Avast Selling User Data For Millions Of Dollars
The well known antivirus program Avast has been found to be selling users data to giant companies like Home Depot, Microsoft and Pepsi, and even corporations as big as Google, a joint investigation by Motherboard and PCMag has established these findings. Avast reportedly scraped data from its antivirus software and handed it off to its subsidiary Jumpshot, which repackaged the data and sold it, sometimes for millions of dollars.
While Avast required users to opt-in to this data sharing, the investigation found that many were unaware that Jumpshot was selling their data. It has also been reported that the default setting for opting into this feature is on by default. Thus actually requires you to opt-out.
It has been reported that this investigation incriminates a lot of big name companies. We don’t know for certain which are past, present or potential clients, but the list includes : Expedia, Intuit, Keurig, Condé Nast, Sephora, Loreal according to sources, and there are also other well known names on the list. Microsoft has confirmed they don’t have a current relationship with the company. Yelp said Jumpshot was “engaged on a one-time basis,” and Google did not respond to PGMag’s request for clarity on the subject.

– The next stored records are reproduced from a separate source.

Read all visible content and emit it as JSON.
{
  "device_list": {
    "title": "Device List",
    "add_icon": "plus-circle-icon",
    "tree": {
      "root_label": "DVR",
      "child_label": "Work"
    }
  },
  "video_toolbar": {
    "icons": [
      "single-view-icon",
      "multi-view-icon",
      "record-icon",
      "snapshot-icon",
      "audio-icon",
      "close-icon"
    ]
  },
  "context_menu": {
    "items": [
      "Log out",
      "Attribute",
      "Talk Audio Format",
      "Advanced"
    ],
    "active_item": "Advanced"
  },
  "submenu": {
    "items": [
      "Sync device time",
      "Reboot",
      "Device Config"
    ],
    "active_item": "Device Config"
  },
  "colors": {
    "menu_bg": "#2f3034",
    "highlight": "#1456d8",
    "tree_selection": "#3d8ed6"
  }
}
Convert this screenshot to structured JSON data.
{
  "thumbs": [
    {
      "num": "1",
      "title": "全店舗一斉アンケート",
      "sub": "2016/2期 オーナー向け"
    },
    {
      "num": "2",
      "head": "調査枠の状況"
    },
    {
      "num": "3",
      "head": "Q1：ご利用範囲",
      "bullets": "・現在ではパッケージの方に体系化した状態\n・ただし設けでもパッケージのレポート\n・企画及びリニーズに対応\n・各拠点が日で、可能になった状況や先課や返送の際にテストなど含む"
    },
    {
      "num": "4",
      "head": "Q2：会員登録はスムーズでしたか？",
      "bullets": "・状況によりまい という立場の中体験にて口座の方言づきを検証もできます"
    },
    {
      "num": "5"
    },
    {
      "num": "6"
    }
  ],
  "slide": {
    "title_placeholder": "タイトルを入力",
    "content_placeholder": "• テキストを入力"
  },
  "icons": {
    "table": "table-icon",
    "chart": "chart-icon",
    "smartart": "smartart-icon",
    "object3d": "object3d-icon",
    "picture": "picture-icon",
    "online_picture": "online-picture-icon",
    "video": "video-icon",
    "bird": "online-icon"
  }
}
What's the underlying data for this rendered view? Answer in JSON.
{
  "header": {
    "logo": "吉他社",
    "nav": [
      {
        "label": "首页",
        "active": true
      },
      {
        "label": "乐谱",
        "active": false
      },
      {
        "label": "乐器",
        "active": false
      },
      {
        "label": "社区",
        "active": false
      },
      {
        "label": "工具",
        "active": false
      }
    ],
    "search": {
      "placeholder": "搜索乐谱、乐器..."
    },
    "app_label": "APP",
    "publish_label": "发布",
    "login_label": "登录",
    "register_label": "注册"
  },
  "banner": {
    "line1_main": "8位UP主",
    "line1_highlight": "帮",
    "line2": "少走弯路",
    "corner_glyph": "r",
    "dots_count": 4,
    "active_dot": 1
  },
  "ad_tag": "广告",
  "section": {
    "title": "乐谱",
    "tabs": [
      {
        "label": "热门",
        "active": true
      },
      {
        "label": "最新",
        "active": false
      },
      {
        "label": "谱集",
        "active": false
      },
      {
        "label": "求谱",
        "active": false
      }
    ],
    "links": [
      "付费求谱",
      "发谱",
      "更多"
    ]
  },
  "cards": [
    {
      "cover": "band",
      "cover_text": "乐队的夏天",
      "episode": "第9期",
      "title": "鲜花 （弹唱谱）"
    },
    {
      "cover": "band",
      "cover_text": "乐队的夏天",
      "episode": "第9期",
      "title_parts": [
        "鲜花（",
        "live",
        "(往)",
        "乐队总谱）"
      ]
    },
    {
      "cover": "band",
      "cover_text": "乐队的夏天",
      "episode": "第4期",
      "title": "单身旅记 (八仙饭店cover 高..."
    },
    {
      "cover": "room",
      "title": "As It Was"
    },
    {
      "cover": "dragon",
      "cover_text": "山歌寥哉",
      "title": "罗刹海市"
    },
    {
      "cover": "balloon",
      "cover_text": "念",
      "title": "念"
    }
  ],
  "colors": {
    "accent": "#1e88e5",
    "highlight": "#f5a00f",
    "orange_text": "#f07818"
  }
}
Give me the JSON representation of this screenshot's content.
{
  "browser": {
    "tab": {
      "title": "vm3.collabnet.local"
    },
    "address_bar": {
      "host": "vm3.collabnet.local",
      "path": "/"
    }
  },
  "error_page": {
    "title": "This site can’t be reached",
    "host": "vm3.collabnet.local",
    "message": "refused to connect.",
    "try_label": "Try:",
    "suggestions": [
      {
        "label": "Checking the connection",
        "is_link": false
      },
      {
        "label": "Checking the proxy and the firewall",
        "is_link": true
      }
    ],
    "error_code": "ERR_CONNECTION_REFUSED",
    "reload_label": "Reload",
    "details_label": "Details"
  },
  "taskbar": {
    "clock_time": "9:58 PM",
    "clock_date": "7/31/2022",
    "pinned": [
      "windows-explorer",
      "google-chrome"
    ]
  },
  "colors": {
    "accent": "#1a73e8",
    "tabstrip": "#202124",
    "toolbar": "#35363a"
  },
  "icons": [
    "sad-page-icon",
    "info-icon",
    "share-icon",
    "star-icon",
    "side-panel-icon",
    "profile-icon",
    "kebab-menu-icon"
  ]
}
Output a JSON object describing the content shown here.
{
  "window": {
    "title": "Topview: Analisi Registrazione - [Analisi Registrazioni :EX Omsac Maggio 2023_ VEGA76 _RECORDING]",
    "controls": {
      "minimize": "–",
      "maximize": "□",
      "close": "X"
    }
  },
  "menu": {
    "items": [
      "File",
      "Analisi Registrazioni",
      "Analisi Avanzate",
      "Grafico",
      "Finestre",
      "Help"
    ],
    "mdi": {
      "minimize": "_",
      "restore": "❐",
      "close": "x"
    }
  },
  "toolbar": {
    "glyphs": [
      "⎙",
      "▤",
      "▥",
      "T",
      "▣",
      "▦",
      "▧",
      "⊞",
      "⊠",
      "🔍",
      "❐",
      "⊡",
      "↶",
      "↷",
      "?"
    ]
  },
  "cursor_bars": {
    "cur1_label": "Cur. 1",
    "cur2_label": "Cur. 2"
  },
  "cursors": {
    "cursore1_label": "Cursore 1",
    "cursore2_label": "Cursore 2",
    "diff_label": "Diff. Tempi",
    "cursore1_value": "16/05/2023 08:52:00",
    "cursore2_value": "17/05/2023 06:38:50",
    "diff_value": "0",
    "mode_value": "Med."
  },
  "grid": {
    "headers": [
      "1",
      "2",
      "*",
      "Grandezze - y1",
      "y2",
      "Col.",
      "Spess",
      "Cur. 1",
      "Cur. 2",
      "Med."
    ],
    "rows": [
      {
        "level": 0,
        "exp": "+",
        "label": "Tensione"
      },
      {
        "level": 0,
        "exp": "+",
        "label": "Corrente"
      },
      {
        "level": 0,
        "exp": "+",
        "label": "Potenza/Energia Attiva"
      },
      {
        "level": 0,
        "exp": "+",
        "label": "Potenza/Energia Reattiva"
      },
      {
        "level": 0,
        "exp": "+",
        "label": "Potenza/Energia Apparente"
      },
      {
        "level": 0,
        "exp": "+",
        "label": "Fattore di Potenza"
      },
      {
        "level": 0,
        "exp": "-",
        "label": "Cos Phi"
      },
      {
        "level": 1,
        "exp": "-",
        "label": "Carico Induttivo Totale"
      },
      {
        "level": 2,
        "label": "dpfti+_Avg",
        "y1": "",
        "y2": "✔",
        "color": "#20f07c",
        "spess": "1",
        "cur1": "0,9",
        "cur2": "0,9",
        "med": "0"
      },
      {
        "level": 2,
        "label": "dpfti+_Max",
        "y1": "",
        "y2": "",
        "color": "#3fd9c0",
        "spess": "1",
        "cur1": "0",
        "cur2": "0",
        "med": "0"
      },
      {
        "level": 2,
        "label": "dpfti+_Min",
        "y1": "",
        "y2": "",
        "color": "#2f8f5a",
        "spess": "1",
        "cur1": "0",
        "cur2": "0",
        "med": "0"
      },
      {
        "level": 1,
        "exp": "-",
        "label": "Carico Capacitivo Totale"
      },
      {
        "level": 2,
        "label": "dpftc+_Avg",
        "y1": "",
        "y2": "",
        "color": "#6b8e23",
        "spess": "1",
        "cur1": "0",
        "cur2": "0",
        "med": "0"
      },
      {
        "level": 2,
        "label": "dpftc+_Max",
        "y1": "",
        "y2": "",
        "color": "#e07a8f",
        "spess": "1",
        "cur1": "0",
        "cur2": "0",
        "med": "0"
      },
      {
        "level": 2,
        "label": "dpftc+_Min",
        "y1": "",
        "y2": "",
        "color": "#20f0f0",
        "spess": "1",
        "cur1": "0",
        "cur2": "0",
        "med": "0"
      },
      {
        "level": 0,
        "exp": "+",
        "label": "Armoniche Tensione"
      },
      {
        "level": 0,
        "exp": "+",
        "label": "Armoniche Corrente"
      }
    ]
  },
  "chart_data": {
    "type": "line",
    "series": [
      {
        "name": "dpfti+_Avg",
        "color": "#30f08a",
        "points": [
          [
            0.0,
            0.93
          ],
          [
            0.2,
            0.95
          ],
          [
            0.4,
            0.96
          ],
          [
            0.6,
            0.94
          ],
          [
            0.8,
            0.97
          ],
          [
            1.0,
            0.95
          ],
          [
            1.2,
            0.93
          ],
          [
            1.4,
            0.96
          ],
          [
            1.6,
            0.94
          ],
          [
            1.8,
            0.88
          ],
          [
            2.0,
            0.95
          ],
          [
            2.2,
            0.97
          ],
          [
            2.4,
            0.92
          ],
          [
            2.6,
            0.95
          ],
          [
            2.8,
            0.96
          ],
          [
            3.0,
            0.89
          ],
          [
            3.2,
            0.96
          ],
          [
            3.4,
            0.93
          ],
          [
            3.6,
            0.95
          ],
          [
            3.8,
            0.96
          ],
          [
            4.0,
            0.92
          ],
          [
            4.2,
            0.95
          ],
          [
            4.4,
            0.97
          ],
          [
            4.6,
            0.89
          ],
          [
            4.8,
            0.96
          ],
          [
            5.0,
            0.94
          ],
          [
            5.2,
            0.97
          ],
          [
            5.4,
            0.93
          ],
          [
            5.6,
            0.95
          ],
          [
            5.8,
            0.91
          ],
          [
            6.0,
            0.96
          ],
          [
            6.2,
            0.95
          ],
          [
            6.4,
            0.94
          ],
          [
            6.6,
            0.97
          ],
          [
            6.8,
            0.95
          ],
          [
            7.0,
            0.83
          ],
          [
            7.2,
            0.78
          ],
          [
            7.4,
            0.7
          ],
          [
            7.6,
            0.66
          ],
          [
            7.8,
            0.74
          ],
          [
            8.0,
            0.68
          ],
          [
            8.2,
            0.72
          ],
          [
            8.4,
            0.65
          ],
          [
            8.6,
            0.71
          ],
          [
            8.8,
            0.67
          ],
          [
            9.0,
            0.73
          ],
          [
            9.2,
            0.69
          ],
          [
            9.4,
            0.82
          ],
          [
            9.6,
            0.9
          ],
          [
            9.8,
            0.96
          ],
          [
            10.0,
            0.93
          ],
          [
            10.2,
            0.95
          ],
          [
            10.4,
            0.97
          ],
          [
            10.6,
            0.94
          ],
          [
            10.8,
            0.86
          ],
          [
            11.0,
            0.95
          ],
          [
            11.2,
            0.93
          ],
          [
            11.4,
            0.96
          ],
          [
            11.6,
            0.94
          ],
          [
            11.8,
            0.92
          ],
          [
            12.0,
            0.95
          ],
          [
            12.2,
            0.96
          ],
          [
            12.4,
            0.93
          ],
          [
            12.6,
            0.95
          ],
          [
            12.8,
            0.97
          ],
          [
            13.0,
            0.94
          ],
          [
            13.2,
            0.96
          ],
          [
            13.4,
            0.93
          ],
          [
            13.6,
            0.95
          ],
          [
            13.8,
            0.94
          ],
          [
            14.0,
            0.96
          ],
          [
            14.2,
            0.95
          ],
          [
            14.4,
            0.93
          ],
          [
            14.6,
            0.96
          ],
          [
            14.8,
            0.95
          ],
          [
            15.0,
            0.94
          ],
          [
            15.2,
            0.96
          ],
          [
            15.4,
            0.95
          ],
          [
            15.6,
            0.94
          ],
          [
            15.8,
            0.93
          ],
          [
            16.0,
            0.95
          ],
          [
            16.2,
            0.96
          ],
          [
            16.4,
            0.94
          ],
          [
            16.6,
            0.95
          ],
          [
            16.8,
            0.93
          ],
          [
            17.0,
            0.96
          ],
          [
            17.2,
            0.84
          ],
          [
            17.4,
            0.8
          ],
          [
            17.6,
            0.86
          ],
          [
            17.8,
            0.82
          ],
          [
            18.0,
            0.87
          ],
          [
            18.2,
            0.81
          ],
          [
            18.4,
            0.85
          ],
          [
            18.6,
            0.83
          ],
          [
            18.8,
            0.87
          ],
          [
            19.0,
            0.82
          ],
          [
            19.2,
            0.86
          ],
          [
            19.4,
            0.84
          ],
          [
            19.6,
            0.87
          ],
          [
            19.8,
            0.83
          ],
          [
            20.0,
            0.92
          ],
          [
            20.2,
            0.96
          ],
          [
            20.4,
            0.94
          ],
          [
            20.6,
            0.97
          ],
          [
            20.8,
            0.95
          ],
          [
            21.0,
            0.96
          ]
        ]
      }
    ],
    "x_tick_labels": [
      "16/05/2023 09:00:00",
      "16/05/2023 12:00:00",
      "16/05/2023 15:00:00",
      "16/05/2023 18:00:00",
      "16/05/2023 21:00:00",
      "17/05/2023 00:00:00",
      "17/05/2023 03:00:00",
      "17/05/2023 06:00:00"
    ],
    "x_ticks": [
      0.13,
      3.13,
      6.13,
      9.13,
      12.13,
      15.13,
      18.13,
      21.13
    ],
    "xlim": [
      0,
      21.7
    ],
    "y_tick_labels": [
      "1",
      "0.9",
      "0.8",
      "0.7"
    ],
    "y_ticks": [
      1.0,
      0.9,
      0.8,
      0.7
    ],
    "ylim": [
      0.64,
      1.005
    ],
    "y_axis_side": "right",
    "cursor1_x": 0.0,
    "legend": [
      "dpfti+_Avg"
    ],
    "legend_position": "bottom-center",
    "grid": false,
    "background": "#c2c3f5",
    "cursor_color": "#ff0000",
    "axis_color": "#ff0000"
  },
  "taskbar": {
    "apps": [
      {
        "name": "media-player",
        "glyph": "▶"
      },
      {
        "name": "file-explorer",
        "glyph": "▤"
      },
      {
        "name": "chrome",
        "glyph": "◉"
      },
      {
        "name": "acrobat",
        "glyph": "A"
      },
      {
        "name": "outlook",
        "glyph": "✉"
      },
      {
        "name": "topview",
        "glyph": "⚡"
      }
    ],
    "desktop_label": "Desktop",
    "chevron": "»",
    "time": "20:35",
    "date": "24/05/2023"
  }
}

Apparently, some of the data being sold includes everything from Google searches, Google Map location information, activity on companies’ LinkedIn pages, YouTube video hits and data on people visiting porn websites as well.
The data is supposedly supplied with anonymity and does not include personal information, like names or contact info, but some professionals in the field, including myself, fear that it may be possible to de-anonymize those users.
One product Jumpshot markets; is an “All Clicks Feed”, which essentially tracks its users clicks across websites in precise detail. It’s advertised as “Every search. Every click. Every buy. On every site.” At least one customer, New York-based marketing firm named : Omnicom Media Group, has apparently signed up for the tool. According to Motherboard and PCMag, Omnicom paid Jumpshot $2,075,000 for access to the data in 2019.
Of course, if this doesn’t raise your suspicions and concerns for using products offered by Avast. Let me tell you that this isn’t the first time Avast has run into data collection trouble either.
In the past, actually Just a couple months ago, Mozilla pulled Avast’s Online Security and SafePrice extensions for Firefox, as well as Avast’s AVG-branded equivalents, after they were found to be collecting much more data than necessary. Collecting and selling off this highly detailed info is especially troubling coming from Avast, a company whose primary function is to protect its users, but subsequently selling off user data on a whim.